Electrophilic Aromatic Substitution - Effect of Substituent Groups

Effect of Substituent Groups

Both the regioselectivity and the speed of an electrophilic aromatic substitution are affected by the substituents already attached to the benzene ring. In terms of regioselectivity, some groups promote substitution at the ortho or para positions, while other groups increase substitution at the meta position. These groups are called either ortho-para directing or meta directing. In addition, some groups will increase the rate of reaction (activating) while others will decrease the rate (deactivating). While the patterns of regioselectivity can be explained with resonance structures, the influence on kinetics can be explained by both resonance structures and the inductive effect.

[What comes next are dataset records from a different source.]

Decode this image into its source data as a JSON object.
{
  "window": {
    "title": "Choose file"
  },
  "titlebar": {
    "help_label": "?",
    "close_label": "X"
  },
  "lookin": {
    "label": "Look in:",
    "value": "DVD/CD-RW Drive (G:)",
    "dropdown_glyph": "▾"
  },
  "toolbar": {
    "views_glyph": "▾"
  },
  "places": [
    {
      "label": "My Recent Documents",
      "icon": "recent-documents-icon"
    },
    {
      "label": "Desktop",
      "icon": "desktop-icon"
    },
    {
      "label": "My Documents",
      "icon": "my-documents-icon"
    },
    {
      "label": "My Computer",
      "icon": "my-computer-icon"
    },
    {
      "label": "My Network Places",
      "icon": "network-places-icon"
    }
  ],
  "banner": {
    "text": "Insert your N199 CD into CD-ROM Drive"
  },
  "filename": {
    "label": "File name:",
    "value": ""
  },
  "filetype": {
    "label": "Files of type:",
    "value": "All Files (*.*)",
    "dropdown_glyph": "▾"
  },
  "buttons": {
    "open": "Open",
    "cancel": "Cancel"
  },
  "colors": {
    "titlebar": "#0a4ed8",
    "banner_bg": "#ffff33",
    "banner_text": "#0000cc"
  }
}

Substituents can generally be divided into two classes regarding electrophilic substitution: activating and deactivating towards the aromatic ring. Activating substituents or activating groups stabilize the cationic intermediate formed during the substitution by donating electrons into the ring system, by either inductive effect or resonance effects. Examples of activated aromatic rings are toluene, aniline and phenol.

The extra electron density delivered into the ring by the substituent is not equally divided over the entire ring, but is concentrated on atoms 2, 4 and 6 (the ortho and para positions). These positions are thus the most reactive towards an electron-poor electrophile. The highest electron density is located on both ortho and para positions, though this increased reactivity might be offset by steric hindrance between substituent and electrophile. The final result of the elecrophilic aromatic substitution might thus be hard to predict, and it is usually only established by doing the reaction and determining the ratio of ortho versus para substitution.

On the other hand, deactivating substituents destabilize the intermediate cation and thus decrease the reaction rate. They do so by withdrawing electron density from the aromatic ring, though the positions most affected are again the ortho and para ones. This means that the most reactive positions (or, least unreactive) are the meta ones (atoms 3 and 5). Examples of deactivated aromatic rings are nitrobenzene, benzaldehyde and trifluoromethylbenzene. The deactivation of the aromatic system also means that generally harsher conditions are required to drive the reaction to completion. An example of this is the nitration of toluene during the production of trinitrotoluene (TNT). While the first nitration, on the activated toluene ring, can be done at room temperature and with dilute acid, the second one, on the deactivated nitrotoluene ring, already needs prolonged heating and more concentrated acid, and the third one, on very strongly deactivated dinitrotoluene, has to be done in boiling concentrated sulfuric acid.

Functional groups thus usually tend to favor one or two of these positions above the others; that is, they direct the electrophile to specific positions. A functional group that tends to direct attacking electrophiles to the meta position, for example, is said to be meta-directing.